Last week, militants attacked a Chevron facility in the impoverished Delta where tensions have been building up since authorities issued an arrest warrant in January for a former militant leader on corruption charges.
Shell has been evacuating workers from Bonga, a union official said as local media reported an unconfirmed militant attack in the area.
"The evacuation is being done in categories of workers and cadres," Cogent Ojobor, chairperson of the Warri branch of the Nupeng oil labour union, said on Monday. "My members are yet to be evacuated."
He gave no numbers.
A Shell spokesperson said earlier that oil output was continuing at its oil fields in Nigeria while it was monitoring the security situation.
Vice President Yemi Osinbajo met executives from Shell, France's Total, and Italy's Agip and Chevron in the evening in the capital Abuja. All declined to talk to Reuters.
"All of us as stakeholders are concerned and we have agreed to work together to ensure that production is not disrupted," said Henry Dickson, governor of the oil-producing Bayelsa state in the Delta, who took part in the meeting.

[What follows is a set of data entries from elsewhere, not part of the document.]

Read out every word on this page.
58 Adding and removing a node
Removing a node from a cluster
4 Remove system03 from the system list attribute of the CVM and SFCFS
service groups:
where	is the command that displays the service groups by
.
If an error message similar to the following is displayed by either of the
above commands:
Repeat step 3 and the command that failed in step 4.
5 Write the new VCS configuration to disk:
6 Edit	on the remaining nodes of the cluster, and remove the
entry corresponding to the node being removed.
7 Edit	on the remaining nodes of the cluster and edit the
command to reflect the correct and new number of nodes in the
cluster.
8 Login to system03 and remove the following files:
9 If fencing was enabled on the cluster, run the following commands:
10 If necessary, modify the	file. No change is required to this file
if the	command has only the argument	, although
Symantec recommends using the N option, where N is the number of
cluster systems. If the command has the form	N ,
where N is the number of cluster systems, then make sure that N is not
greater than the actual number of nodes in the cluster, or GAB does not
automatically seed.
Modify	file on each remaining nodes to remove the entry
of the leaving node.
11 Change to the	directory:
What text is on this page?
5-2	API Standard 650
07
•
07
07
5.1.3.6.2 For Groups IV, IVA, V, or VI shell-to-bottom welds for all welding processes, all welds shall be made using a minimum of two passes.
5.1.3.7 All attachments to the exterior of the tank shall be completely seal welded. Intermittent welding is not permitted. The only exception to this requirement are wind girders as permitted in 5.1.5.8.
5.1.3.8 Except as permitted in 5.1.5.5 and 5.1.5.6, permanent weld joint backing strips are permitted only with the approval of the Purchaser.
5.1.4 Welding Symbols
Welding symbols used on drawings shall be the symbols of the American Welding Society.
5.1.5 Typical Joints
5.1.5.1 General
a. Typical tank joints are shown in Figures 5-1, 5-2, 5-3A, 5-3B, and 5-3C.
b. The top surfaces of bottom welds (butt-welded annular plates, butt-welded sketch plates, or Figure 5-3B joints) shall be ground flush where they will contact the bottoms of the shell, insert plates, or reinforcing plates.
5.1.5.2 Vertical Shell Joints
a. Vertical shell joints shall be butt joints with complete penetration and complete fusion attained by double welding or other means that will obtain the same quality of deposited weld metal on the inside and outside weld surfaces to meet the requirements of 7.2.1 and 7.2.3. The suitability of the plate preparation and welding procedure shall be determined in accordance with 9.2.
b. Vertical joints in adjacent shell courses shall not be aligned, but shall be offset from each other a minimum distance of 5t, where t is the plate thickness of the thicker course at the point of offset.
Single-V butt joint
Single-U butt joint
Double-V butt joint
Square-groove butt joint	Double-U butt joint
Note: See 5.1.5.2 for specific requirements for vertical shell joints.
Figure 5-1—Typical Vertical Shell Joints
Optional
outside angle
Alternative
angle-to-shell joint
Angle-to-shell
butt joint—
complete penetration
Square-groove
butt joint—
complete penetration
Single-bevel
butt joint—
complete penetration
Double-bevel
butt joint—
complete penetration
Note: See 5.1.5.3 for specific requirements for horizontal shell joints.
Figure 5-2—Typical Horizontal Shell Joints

"This is a time that we cannot afford to have any disruption, not to talk of vandalism of critical national assets," he said.
In separate violence, gunmen killed four policemen travelling to Bayelsa's capital Yenagoa, police said.
A group known as the Niger Delta Avengers has claimed responsibility for the Chevron attack. The same group has said it carried out an attack on a Shell oil pipeline in February which shut down the 250,000 barrel-a-day Forcados export terminal.
Residents in the Delta have been demanding a greater share of oil revenues. Crude oil sales account for around 70 percent of national income in Nigeria but there has not been much development in the region.
President Muhammadu Buhari has extended a multimillion-dollar amnesty signed with militants in 2009 but upset them by ending generous pipeline protection contracts.
The militancy is a further challenge for a government faced with an insurgency by the Islamist militant Boko Haram group in the northeast and violent clashes between armed nomadic herdsmen and locals over land use in various parts of the country.